June 8, Cicadas on Bradford Pear?
I noticed one of our "Arbor Day" trees (one I would like to cut down!) had a crowd of cicadas on it.
The above video is of that tree with the cicada sounds. Only the males make the sounds. In the background are more cicada sounds, more like a roar or the background music to a science fiction movie. And sometimes I hear another sound, almost like the sound of the witches' army in The Wizard of Oz. Later in the evening, the cicadas die down but a few sound like lawn sprinklers. All together they sound like a symphony during the day. We did hear the cicadas a few times in the middle of the night, probably prompted by the full moon.
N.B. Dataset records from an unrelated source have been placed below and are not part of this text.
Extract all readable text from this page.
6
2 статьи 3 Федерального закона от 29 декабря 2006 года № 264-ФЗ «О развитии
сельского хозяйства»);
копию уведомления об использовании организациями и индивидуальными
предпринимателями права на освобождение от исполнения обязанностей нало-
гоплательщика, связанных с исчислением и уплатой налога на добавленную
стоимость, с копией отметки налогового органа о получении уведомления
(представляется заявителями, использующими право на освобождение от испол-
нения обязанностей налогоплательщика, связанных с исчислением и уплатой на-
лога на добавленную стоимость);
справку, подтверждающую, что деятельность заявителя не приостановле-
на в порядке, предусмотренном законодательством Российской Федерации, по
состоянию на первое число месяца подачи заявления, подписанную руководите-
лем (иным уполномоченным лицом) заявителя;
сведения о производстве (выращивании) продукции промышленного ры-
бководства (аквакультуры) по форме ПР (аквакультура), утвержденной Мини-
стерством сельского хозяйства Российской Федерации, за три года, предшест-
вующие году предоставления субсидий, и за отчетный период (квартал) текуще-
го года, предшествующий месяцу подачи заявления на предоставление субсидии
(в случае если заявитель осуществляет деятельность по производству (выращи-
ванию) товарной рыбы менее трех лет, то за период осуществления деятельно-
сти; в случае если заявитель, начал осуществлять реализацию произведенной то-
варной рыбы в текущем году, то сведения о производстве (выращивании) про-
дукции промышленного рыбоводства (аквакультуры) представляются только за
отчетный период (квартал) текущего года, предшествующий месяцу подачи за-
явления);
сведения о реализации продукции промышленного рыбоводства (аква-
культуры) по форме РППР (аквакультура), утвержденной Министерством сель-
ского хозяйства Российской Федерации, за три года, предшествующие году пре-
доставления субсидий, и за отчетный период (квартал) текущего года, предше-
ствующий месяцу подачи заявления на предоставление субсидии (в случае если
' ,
After the mating, the females deposit eggs in the branches of the trees. I remember last time, it was in the last 12 inches of a branch. Once eggs hatch into larvae, feeding on the branch, they will eventually drop off and crawl back into the grouind. I remember in 2003 all the little branches on the ground. It did not hurt the trees too much. I did read it can hurt young fruit trees.
I was lamenting that there did not seem to be too many birds at our feeders in the past week or two, mostly goldfinches and downy woodpeckers (a family feeding their young). Then, I realized the cardinals and blue jays were probably feasting on the cicadas which must taste very good. My dogs eat them too.